Dalam video itu, Habib Bahar menyebut Jokowi sebagai pengkhianat negara dan rakyat. Dia juga menyebut Jokowi sebagai seorang banci.

Habib Bahar dilaporkan atas dugaan melanggar Pasal 207 UU Nomor 1 Tahun 1946 tentang Peraturan Hukum Pidana, UU Nomor 40 Tahun 2008 tentang Penghapusan Diskriminasi Ras dan Etnis, serta Pasal 16 juncto Pasal 4 huruf b angka 1 dan Pasal 45 ayat (2) juncto Pasal 28 ayat (2) UU Nomor 19 Tahun 2016 tentang Informasi dan Transaksi Elektronik (ITE).

Sementara itu, Habib Bahar juga dilaporkan dengan tuduhan serupa di Polda Metro Jaya oleh Muannas Alaidid. Laporan tersebut terdaftar dengan nomor : LP/6519/XI/2018/PMJ/Dit.Reskrimsus tertanggal 28 November 2018.

Habib Bahar sebelumnya mengatakan ceramahnya saat itu terkait dengan adanya aksi 4 November 2016 atau Aksi 411. Dia menilai Jokowi sebagai presiden RI saat itu tak merespons keresahan umat.

"Saya mengatakan Jokowi presiden banci karena waktu aksi 411 jutaan umat Islam mendatangi depan Istana untuk bertemu dengannya untuk meminta keadilan penegakan hukum. Dia sebagai presiden malah lari dari tanggung jawab dan lebih memilih urusan yang tidak penting daripada jutaan umat Islam yang ingin menemuinya. Malah para habaib, kiai, dan ulama diberondong dengan gas air mata," kata Habib Bahar.

Habib Bahar mengakui dalam ceramahnya dia menyebut Jokowi pengkhianat bangsa. Sebab, menurut dia, Jokowi telah memberi janji palsu karena tidak bisa membuat seluruh rakyat Indonesia sejahtera.

"Rakyat menderita, susah, kehausan, kelaparan, yang makmur China, Barat, yang makmur perusahaan-perusahaan asing, kita pribumi Indonesia menjadi budak di negara kita sendiri," ujarnya.

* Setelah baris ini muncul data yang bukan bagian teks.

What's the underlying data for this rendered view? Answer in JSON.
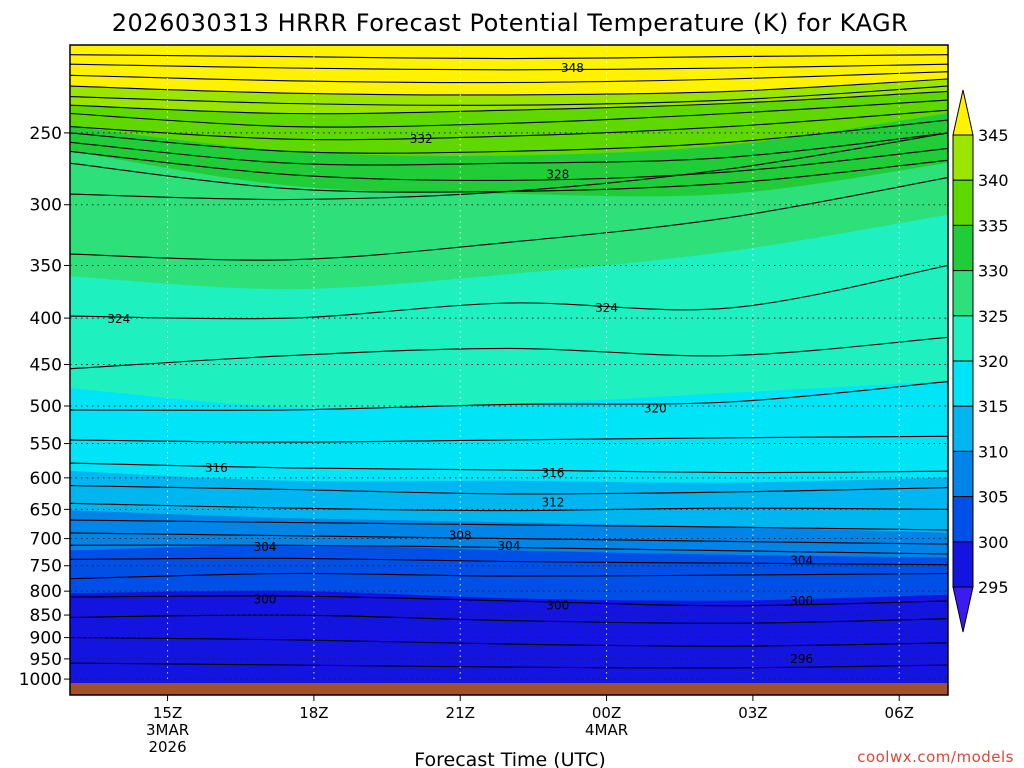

Soal dirinya yang dilaporkan ke polisi terkait dengan ceramahnya, Habib Bahar bin Smith mengaku tak gentar. Dia mengaku siap dipenjara demi membela rakyat.

"Kalau mereka mendesak saya minta maaf maka demi Allah saya lebih baik memilih busuk dalam penjara daripada harus minta maaf," ujarnya.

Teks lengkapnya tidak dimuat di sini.